Politique sur la réussite éducative - La version corrigée de la grille du lecteur!

17 mars 2017

Louise Chabot, présidente de la CSQ

Louise Chabot, présidente de la CSQ

Dans son texte paru dans La Presse+ du 2 mars, Égide Royer propose aux lecteurs une grille permettant d'évaluer la future politique sur la réussite éducative.

Louise Chabot, présidente de la Centrale des syndicats du Québec (CSQ)

Dans son texte paru dans La Presse+ du 2 mars, Égide Royer propose aux lecteurs une grille permettant d'évaluer la future politique sur la réussite éducative.

Malheureusement, l'auteur a soumis la mauvaise copie.

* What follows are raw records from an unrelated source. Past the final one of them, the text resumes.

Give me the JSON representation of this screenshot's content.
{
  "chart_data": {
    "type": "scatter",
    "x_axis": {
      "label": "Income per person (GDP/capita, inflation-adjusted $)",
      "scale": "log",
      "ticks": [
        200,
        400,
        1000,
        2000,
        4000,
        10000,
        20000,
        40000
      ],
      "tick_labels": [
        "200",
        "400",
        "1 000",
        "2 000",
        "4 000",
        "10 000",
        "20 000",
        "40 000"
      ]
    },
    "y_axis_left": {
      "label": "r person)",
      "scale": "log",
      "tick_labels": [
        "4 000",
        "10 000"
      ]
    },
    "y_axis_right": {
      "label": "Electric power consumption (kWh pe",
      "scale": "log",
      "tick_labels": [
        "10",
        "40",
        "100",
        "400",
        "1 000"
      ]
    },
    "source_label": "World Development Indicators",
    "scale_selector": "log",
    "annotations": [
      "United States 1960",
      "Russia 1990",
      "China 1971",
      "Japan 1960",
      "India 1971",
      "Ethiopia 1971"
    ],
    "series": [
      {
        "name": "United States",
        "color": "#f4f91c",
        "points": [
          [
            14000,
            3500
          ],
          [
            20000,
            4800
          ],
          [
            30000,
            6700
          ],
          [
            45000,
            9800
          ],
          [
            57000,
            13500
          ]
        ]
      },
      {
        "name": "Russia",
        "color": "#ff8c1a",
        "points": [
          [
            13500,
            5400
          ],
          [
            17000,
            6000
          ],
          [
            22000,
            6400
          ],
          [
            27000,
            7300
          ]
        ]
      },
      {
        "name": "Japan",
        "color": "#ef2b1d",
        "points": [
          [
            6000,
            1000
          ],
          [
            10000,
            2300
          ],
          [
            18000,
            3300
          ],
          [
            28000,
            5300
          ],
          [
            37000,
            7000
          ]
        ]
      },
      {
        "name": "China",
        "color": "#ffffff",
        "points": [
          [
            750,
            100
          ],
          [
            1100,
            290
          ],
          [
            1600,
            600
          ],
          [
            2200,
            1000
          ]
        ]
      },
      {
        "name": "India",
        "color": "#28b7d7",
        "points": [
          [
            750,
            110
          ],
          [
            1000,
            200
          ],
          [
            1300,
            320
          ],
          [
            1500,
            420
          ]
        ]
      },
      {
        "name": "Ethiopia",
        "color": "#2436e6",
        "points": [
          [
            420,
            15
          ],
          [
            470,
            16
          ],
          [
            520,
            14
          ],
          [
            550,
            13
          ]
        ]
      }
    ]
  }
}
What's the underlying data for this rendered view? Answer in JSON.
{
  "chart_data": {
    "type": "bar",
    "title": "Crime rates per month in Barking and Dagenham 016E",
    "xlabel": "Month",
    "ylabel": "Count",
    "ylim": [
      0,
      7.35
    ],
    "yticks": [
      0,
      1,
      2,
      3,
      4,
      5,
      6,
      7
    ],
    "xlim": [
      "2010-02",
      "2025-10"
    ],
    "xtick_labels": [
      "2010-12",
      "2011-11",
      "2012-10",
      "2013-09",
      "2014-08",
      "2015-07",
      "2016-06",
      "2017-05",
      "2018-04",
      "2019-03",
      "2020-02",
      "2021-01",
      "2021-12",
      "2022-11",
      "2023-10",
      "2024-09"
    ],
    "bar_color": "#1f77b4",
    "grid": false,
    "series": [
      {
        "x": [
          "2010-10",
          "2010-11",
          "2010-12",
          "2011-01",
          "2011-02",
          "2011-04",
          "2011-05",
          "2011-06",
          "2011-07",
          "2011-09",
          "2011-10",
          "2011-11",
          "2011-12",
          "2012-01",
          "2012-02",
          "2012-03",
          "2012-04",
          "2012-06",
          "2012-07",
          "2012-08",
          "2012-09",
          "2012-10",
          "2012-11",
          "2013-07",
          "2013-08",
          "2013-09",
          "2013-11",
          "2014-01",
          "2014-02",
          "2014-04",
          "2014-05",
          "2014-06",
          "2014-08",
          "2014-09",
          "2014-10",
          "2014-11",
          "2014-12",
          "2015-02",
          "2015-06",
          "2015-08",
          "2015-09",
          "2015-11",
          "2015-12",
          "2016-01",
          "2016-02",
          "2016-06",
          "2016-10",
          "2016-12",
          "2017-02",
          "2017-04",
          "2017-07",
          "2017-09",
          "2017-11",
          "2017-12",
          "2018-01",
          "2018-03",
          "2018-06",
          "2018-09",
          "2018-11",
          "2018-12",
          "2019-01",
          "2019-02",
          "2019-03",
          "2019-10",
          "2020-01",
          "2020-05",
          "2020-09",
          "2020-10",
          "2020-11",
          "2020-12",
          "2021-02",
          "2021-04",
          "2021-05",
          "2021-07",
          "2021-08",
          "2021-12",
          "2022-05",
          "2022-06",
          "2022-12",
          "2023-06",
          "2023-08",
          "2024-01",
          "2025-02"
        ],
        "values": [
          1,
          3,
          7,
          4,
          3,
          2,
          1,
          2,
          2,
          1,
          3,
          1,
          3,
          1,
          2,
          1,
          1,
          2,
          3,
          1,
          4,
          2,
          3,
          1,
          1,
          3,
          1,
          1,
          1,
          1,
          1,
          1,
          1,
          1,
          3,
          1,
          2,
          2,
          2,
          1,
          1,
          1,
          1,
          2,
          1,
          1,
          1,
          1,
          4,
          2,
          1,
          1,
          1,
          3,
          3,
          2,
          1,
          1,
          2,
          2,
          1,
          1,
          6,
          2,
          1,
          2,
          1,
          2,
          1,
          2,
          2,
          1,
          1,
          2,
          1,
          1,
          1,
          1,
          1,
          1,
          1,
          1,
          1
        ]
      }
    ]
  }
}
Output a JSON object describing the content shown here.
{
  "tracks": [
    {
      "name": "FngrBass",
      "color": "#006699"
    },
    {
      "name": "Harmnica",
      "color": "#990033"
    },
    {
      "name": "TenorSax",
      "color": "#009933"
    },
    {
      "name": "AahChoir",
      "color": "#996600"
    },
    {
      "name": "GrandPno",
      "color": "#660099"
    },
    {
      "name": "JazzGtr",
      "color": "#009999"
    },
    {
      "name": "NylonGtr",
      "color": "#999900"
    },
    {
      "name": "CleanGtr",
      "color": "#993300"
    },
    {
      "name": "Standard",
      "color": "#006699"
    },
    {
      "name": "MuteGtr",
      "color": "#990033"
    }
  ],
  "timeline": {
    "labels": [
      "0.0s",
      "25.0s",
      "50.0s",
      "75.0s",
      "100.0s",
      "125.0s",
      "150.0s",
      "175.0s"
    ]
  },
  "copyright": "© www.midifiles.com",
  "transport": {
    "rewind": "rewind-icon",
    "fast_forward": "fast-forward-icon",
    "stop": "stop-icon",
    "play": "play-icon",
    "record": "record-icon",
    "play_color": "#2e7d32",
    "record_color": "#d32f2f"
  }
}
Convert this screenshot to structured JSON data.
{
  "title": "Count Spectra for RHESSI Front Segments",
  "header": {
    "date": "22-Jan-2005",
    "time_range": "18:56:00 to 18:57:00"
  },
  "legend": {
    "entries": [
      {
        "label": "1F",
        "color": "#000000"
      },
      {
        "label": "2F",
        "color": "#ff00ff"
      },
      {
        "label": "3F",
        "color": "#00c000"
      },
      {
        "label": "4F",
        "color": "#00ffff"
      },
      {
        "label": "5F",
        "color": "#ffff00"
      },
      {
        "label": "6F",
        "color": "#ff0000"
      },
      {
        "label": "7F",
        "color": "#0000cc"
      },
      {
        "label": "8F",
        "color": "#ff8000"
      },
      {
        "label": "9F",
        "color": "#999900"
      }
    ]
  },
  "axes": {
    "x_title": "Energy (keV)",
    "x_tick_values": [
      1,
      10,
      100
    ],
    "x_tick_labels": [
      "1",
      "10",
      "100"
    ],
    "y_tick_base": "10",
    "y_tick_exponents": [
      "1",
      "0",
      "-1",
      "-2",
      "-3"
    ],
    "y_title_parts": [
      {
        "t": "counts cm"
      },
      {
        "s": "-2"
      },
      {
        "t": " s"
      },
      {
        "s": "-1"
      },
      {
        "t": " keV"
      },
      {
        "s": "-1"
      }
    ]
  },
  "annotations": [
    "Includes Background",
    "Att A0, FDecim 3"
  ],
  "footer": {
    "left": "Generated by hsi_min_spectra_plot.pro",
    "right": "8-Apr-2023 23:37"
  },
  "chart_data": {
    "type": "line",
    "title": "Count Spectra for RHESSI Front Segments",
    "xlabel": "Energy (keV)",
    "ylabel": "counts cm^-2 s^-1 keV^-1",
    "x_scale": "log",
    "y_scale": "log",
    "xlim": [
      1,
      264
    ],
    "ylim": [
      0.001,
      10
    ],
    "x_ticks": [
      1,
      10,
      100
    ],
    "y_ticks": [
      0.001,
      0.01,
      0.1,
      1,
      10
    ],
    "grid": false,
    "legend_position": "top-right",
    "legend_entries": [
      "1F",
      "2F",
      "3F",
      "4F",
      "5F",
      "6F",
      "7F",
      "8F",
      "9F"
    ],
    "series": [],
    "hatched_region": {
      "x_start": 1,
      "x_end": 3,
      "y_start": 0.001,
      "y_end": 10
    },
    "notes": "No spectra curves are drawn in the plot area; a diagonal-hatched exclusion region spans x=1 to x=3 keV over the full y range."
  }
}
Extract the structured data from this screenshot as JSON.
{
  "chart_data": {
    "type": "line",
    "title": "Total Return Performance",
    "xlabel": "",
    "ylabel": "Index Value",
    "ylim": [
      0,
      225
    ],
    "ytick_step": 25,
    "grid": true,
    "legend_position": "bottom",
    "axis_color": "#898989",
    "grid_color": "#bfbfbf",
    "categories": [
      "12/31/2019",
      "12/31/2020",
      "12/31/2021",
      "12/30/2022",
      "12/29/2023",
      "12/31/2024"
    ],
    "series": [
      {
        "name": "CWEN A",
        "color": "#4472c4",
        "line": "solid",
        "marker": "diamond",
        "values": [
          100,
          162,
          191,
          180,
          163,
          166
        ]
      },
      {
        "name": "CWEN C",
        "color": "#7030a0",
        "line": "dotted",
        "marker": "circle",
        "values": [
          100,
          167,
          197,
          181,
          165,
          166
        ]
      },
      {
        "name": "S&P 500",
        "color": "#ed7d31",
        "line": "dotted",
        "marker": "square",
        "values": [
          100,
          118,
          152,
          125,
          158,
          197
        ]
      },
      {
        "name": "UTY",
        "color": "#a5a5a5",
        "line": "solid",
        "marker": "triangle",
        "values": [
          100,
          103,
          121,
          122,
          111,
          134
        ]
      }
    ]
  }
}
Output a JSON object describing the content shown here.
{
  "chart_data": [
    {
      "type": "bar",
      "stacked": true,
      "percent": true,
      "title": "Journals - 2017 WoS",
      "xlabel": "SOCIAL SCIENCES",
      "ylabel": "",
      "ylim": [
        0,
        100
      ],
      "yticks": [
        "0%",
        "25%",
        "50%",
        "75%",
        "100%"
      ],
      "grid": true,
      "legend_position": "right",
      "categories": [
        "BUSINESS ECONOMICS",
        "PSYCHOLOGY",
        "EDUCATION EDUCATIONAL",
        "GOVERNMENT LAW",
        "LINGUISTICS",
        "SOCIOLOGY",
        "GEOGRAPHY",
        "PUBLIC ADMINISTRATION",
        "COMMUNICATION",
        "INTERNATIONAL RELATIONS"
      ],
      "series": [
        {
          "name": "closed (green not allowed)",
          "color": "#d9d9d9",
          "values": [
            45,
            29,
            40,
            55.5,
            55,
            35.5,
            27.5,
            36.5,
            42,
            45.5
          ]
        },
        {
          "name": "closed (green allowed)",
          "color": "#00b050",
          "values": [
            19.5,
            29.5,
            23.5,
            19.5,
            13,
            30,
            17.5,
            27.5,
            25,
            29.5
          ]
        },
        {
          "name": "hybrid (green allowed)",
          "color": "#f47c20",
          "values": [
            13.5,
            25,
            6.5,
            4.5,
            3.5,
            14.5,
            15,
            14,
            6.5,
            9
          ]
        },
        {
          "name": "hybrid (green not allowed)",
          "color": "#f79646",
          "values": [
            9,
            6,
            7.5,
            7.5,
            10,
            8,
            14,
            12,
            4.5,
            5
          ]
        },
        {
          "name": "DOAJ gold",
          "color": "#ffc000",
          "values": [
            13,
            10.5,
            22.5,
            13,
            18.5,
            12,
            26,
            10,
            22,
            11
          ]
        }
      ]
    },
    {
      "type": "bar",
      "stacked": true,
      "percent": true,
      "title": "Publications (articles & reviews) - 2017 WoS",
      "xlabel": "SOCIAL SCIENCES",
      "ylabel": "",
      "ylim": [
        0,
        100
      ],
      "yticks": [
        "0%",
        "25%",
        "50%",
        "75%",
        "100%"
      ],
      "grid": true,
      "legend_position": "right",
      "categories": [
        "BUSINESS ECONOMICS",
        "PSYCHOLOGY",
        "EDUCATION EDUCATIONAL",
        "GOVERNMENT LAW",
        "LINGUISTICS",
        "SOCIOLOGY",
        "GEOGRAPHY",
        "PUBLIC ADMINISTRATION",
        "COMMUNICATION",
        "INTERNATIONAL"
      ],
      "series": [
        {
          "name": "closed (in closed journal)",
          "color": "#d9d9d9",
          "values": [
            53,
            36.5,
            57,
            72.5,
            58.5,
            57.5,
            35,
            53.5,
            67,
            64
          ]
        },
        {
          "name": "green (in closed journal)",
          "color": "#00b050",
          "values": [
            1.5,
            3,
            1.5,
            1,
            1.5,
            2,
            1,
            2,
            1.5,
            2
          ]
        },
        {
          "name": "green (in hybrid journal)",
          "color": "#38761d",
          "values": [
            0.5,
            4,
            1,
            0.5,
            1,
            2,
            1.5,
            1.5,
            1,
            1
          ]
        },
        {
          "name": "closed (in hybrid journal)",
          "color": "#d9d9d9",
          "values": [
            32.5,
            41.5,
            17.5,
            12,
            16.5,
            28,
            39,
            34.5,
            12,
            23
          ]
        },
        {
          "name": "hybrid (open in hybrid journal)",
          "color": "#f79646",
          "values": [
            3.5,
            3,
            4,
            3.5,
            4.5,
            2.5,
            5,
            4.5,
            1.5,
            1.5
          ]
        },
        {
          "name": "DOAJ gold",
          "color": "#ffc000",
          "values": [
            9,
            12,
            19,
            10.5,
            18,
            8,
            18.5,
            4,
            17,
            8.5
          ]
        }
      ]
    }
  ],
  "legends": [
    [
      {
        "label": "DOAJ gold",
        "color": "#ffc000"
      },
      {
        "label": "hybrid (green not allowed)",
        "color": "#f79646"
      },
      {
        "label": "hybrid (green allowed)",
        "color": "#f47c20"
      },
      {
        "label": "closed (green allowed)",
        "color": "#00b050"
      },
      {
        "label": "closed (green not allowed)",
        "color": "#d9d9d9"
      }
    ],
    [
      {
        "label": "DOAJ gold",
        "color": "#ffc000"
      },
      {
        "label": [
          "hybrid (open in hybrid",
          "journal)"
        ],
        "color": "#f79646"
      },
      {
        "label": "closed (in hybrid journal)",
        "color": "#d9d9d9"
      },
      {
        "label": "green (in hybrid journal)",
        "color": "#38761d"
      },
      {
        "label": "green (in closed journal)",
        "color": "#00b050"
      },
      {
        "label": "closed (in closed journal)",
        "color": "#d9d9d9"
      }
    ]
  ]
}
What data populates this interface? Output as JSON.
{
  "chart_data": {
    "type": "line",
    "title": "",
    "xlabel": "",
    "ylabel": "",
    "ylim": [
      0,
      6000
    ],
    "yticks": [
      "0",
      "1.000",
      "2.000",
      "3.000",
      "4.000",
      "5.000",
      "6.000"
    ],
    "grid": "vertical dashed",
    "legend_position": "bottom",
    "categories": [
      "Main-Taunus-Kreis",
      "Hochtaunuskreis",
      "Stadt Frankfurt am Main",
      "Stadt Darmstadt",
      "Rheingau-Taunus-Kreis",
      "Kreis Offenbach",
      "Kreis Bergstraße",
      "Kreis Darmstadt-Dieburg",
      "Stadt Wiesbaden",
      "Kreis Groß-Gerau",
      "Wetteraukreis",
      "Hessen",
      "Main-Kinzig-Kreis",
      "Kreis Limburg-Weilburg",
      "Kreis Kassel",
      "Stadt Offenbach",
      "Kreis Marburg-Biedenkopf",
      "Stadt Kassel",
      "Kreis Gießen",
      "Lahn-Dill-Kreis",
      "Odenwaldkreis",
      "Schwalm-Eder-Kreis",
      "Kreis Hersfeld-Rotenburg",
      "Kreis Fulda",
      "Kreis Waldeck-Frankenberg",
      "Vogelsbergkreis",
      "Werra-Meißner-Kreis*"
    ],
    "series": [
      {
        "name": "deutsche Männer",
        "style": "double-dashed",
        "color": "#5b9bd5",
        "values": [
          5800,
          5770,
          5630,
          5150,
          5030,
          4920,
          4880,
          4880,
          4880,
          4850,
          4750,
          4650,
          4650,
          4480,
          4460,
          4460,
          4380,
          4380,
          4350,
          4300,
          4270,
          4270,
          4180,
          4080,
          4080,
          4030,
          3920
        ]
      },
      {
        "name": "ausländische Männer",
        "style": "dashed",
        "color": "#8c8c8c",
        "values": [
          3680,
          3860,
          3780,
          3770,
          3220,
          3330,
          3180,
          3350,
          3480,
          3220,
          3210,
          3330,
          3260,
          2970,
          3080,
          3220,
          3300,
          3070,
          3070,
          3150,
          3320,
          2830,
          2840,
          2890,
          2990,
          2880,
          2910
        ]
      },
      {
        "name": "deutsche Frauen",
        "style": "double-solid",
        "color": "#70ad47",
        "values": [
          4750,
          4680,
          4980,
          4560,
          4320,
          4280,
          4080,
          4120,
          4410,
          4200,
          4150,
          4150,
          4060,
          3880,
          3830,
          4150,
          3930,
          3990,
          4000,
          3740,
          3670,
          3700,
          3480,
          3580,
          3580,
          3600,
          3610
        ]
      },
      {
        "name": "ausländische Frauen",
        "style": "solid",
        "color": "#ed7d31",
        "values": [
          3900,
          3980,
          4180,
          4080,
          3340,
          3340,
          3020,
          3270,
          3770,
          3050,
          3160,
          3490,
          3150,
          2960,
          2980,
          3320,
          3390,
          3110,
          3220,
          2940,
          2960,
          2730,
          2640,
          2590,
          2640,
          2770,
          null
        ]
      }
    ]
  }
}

Afin d'éviter que les lecteurs de La Presse n'évaluent le ministère sur des bases inexactes, nous les invitons à utiliser la version corrigée de la grille d'évaluation suivante :

  1. Pour orienter son action de manière éclairée, le ministère de l'Éducation favorise l'alliance entre la recherche et les savoirs d'expérience du personnel des établissements scolaires. C'est la piste la plus prometteuse pour améliorer la réussite des élèves. Dans cette optique, un institut national en éducation devient une structure de trop, dont la pertinence n'est pas démontrée par des données probantes.
  2. Le Ministère reconnaît que les inégalités sociales et économiques (conditions de vie difficiles, pauvreté, etc.) ont un impact important sur les possibilités de réussite des jeunes à l'école. Dans ce cadre, il maintient les programmes qui peuvent répondre spécifiquement aux besoins des jeunes en milieu défavorisé.
  3. Le Ministère admet, comme tous les groupes sociaux, qu'agir tôt auprès des enfants est synonyme d'une meilleure réussite pour les élèves. Pour cela, il développe et consolide le réseau public de services de garde à la petite enfance qui a fait amplement ses preuves en matière de renforcement des capacités des jeunes. De plus, chaque dollar investi dans le réseau de garde subventionné rapporte 1,47 $ en revenus fiscaux et permet d'économiser jusqu'à 9 $ en services de santé, sociaux et juridiques.
  4. En plus de la nécessité d'agir tôt, le ministère reconnaît qu'il faut soutenir les jeunes qui en ont besoin tout au long de leur cheminement scolaire pour éviter qu'ils n'accumulent des retards. En ce sens, il rend disponibles les services professionnels et de soutien nécessaires en quantité suffisante, de la petite enfance à l'université.
  5. Le Ministère reconnaît que les enseignantes et enseignants sont des professionnels déjà très bien encadrés par la Loi sur l'instruction publique. Il s'appuie sur leur jugement professionnel pour orienter au mieux leur pratique. Un ordre professionnel ne serait qu'une structure administrative de plus.
  6. Le Ministère reconnaît que le décrochage scolaire des jeunes est un problème important. Il favorise donc la mise en place de mesures pour aider les filles et les garçons à persévérer dans leurs études, notamment en soutenant leur réussite en lecture et écriture.

Il est nécessaire d'utiliser plutôt cette version corrigée, puisque la grille soumise par Égide Royer comporte des éléments qui auraient pu induire les lecteurs en erreur.

Afin que le Ministère obtienne la note de passage et devienne même un premier de classe, il doit répondre à ces six exigences qui favoriseront véritablement la réussite du plus grand nombre. L'échéance pour remettre sa politique éducative approche, nous espérons qu'il met les bouchées doubles pour réussir son examen.